The Wise Men have come and gone, Mary gets Jesus off to bed, and then she and Joseph lie down. The precious gifts of the Wise Men are there in the corner and, in the dim light, they stare at them, expecting them to disappear like a dream. For a family that experienced the wonders of Christmas Night, even this is almost too much to take in.

But the moment doesn't last. Joseph's sleep is disturbed by a dream, this one a warning to grab his son and his wife and run. And before sunrise, they are on the road, headed for the unknown.

In the years the calendar gives us a second Sunday of the Christmas season, it falls either on or near Twelfth Night. The season of Christmas is almost over. Soon it will be time to pack away all the decorations, the lights, and the music.

Truth be told, the season, for most of us, ended over a week ago. That beautiful moment when the church is dark, the candles are lit, and voices young and old sing together often quickly gives way to the cold light of the world after Bethlehem. It's a world where things break, you get sick, and things are neither calm nor bright.
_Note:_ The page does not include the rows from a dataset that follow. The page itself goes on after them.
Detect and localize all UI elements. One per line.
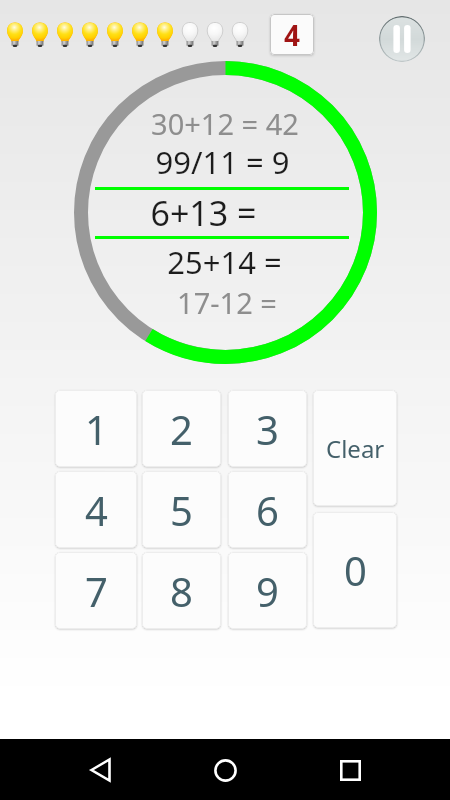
button[interactable]: 99/11 = 9 [0, 136, 447, 188]
button[interactable]: 17-12 = [2, 276, 450, 328]
button[interactable]: 4 [270, 14, 314, 55]
button[interactable]: Recent apps [326, 746, 374, 794]
button[interactable]: 2 [142, 390, 221, 467]
button[interactable]: 9 [228, 552, 307, 629]
staticText: 4 [85, 483, 108, 537]
button[interactable]: 7 [55, 552, 137, 629]
staticText: 8 [170, 564, 193, 618]
button[interactable]: Life lost [204, 20, 226, 49]
staticText: 30+12 = 42 [151, 104, 299, 143]
button[interactable]: Life lost [179, 20, 201, 49]
button[interactable]: Clear [313, 390, 397, 506]
staticText: 3 [256, 402, 279, 456]
button[interactable]: 5 [142, 471, 221, 548]
staticText: 4 [284, 16, 301, 54]
button[interactable]: Life remaining [54, 20, 76, 49]
button[interactable]: 4 [55, 471, 137, 548]
button[interactable]: Back [76, 746, 124, 794]
button[interactable]: 3 [228, 390, 307, 467]
staticText: 6 [256, 483, 279, 537]
button[interactable]: Life remaining [79, 20, 101, 49]
staticText: 1 [85, 402, 108, 456]
button[interactable]: Life remaining [4, 20, 26, 49]
button[interactable]: 1 [55, 390, 137, 467]
button[interactable]: Home [201, 746, 249, 794]
button[interactable]: Life lost [229, 20, 251, 49]
staticText: 25+14 = [167, 241, 282, 283]
button[interactable]: 30+12 = 42 [0, 97, 450, 149]
button[interactable]: Life remaining [29, 20, 51, 49]
button[interactable]: Life remaining [104, 20, 126, 49]
button[interactable]: Life remaining [129, 20, 151, 49]
staticText: Clear [326, 432, 385, 465]
button[interactable]: Life remaining [154, 20, 176, 49]
button[interactable]: 25+14 = [0, 236, 449, 288]
staticText: 2 [170, 402, 193, 456]
staticText: 5 [170, 483, 193, 537]
staticText: 7 [85, 564, 108, 618]
button[interactable]: 6+13 = [0, 187, 428, 239]
staticText: 6+13 = [150, 190, 257, 236]
button[interactable]: Pause [379, 16, 425, 62]
staticText: 17-12 = [177, 283, 277, 322]
button[interactable]: 0 [313, 512, 397, 628]
staticText: 0 [344, 543, 367, 597]
staticText: 9 [256, 564, 279, 618]
button[interactable]: 6 [228, 471, 307, 548]
staticText: 99/11 = 9 [155, 141, 290, 183]
button[interactable]: 8 [142, 552, 221, 629]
Perhaps this is why I wish as a community of Christians we'd tell this story more often. It is not just a pivotal moment in the life of Christ, but it's one that speaks to our experience of the Christmas season. It, and not the arrival of the Wise Men, is the true close of the season. It is a story that expresses just how abrupt the transition from the manger to the world beyond is.

Maybe if we told this story more, it would allow us to mourn, as our hearts long to, that the redemption of all things is not yet. Perhaps it would give us license to be sad as we encounter what Auden calls this "bleak post-Bethlehem world." Sad, not that we're back at work and the year's to-do list yawns in front of us, but that the world is not what it is meant to be. We are not what we are meant to be.

Tonight, before going to bed, I'll cut off the lights inside the house for the last time. When I wake in the morning, before dawn, I'll unplug those outside, plunging the yard into darkness. It's a darkness I will then have to, like the Holy Family, head out into. There, I will find no promise of safety and, sometimes, no guide on the way.

But like them, I'm not alone. And, eventually, I will find my way home.

Be near me, Lord Jesus, close by as I walk into the darkness and the unknown.